Conan the Barbarian (1982)
Do you want to live forever?
THE SUMMARY: A boy’s mother and father are murdered in an attack on his village, he grows hulking strong, and then after raiding a few places and banging a few chicks, he kills the guy who did it. The story is lame, the action is bad, and the effects are cheesy. I love most ‘80s Arnold movies. This ain’t one.
FROM MOVIE-PICKER BRANDY: Arnold's star-making role as one of the most influential sword-and-sorcery heroes of modern nerd literature. And one of the best soundtracks ever put to film.
JAMIE AND JEANNE’S AI FACESWAPS:
THE BEST:
There are some glimmers of decent philosophy: For a campy ‘80s action movie, there are a few brief moments of depth.
What is steel compared to flesh?: When Thulsa Doom has Conan captive, he says ‘there was a time when I searched for steel… Steel isn’t strong, boy. Flesh is stronger… What is steel compared to the hand that wields it?’ This monologue is profound for two reasons: 1) a weapon on its own is of little use. It still requires human proficiency to operate. Remember this with your own weapons, and prepare and train accordingly. And 2) material resources are of little value compared to life itself. Riches mean nothing if you don’t build a family. Power means nothing if you don’t build a family. All other resources are valuable only to the extent they support family. Otherwise, they’re just stuff.
The riddle of steel: Before Conan’s father is killed, he tells Conan ‘the riddle of steel.’ He says you can’t trust anything in this world, except one thing: ‘this’ you can trust. ‘This’ implicitly is the sword, but Conan’s father leaves him with a challenge: to find the riddle and the answer to it. Conan later does, revising his tactics to defeat Thulsa Doom. There’s wisdom here too - half of finding the answers in life is asking the right questions. Questions are, after all, aimed at solutions, and if the aim is way off, the answers will be too. Learning how to think critically, as in, how to ask the right questions, is perhaps life’s greatest skill. If you don’t know what the right questions are, ask all the questions, until the right ones become clear.
Some of the action is hilarious: The sword play and the rest of the action is very dated, but there were a few pieces of the action that had me laughing out loud, almost entirely in the final battle. The totally disrespectful horseback butt stab on the guy on the ground bleeding out. The ridiculous mousetrap-style impalement. And before all that, a crucified Conan defeating a vulture by mouth alone. What a champ.
THE WORST:
It’s just a revenge story made needlessly complicated: There’s a lot of dress-up on what is a very simple story: guy kills kid’s parents. Kid grows up big and strong. Kid-now-man kills guy. The end. And there are great movies built on that format - see The Lion King. The problem is Conan’s dressing doesn’t have the depth that The Lion King does. The characters are much less interesting and endearing. The ‘lessons’ are much more confusing. Instead of emphasizing philosophy, wisdom, and one’s place in the world, we get bad action and sex scenes. It’s just ‘you killed my parents, so now I kill you.’ But I guess that’s on-brand. Very ‘barbarian,’ indeed.

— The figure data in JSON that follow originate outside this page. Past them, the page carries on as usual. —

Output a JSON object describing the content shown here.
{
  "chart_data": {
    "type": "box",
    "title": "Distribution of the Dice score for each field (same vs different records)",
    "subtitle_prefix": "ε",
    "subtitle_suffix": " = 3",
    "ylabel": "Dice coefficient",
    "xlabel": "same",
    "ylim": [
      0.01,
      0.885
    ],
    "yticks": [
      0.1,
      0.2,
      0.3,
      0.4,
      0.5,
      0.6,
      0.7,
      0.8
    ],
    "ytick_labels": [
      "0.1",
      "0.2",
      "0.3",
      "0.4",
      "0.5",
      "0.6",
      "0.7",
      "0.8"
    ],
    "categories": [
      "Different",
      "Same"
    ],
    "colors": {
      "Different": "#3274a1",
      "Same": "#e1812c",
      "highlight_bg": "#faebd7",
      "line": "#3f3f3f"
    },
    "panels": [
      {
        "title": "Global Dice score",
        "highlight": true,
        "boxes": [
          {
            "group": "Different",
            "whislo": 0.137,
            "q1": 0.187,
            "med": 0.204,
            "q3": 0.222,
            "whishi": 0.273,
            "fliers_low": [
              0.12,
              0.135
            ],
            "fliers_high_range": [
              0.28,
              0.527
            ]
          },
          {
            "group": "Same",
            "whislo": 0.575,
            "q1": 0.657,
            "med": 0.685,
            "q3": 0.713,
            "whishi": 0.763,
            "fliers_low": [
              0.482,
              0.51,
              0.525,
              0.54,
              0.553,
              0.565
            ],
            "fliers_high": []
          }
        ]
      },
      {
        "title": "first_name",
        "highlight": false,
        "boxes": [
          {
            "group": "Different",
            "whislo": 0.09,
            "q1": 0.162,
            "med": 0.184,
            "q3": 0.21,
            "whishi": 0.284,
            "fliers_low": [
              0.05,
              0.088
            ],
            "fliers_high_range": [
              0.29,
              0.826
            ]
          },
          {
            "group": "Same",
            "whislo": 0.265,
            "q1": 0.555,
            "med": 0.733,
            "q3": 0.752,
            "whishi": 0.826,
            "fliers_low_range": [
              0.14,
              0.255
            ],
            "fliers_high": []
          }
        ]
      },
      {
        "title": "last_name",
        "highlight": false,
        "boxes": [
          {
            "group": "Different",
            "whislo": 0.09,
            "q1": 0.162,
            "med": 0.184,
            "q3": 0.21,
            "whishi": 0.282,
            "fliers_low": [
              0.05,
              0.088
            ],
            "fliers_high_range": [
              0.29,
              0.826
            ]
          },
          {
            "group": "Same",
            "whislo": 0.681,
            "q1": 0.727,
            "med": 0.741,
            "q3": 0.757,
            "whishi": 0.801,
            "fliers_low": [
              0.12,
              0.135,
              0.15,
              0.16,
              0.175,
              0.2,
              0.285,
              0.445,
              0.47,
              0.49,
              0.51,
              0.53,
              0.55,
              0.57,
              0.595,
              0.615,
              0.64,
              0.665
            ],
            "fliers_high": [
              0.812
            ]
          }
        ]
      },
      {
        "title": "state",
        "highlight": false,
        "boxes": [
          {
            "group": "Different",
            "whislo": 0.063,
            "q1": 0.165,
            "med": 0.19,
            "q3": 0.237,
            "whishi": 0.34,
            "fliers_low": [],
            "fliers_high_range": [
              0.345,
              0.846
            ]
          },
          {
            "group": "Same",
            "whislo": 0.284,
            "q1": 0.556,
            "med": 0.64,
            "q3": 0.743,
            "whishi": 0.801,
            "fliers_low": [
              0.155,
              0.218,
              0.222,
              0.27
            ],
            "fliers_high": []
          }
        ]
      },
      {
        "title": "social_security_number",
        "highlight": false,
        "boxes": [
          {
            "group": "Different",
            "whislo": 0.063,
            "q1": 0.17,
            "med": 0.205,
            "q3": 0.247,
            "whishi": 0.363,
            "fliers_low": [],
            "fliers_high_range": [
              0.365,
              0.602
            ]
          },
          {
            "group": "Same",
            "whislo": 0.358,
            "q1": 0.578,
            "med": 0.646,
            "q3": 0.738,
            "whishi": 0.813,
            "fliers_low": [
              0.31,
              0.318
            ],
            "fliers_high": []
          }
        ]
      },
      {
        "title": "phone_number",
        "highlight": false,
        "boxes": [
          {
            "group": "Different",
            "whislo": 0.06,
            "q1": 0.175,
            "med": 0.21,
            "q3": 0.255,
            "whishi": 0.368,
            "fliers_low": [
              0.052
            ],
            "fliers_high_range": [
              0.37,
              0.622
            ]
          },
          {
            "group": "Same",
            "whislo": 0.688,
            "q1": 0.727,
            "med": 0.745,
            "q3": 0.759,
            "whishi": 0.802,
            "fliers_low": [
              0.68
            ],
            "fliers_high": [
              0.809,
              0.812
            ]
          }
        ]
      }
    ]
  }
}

I get it - they had sex: Please - just stop. I’d rather watch Top Gun sex again. Or even Enemy at the Gates sex. These are long and hard… to watch. I don’t need a multi-minute soft porn scene to understand. P in V, good times were had. Great. Move on. Although I will say Arnold getting a few extra pumps in before chucking that witch into the fire almost made it worth it. Hilarious.
Some terrible effects: The snake fight is one of the worst looking movie effects I’ve ever seen. It was ‘82, yes, but this is the same era of the original Star Wars, Indiana Jones, Alien, and many more that achieved much more impressive things. You might see better puppeteering on a high school play stage these days. Woof.
How do you make James Earl Jones lame?: I thought the man was un-lame-able. I was wrong. What is this haircut? What is his weak-ass fighting prowess? He didn’t even put up a fight, actually - he just let Conan chop him. At least they gave him a cool helmet, but damn. He’s like if Lloyd Christmas from Dumb and Dumber became a villain you’re supposed to take seriously. You can’t.
Plus it’s odd this movie closely parallels James Earl Jones’ finest role, and the most famous line from it: Darth Vader’s ‘I am your father.’ In this movie, at the final confrontation, Thulsa Doom says to Conan, ‘you have come to me, my son. For who now is your father if it is not me?’ Of course Thulsa Doom is not actually Conan’s father, but his point is that he gave Conan a second chance at life, and the wisdom and will to live it.
Conan cheapens everything about James Earl Jones, right down to his lifetime performance.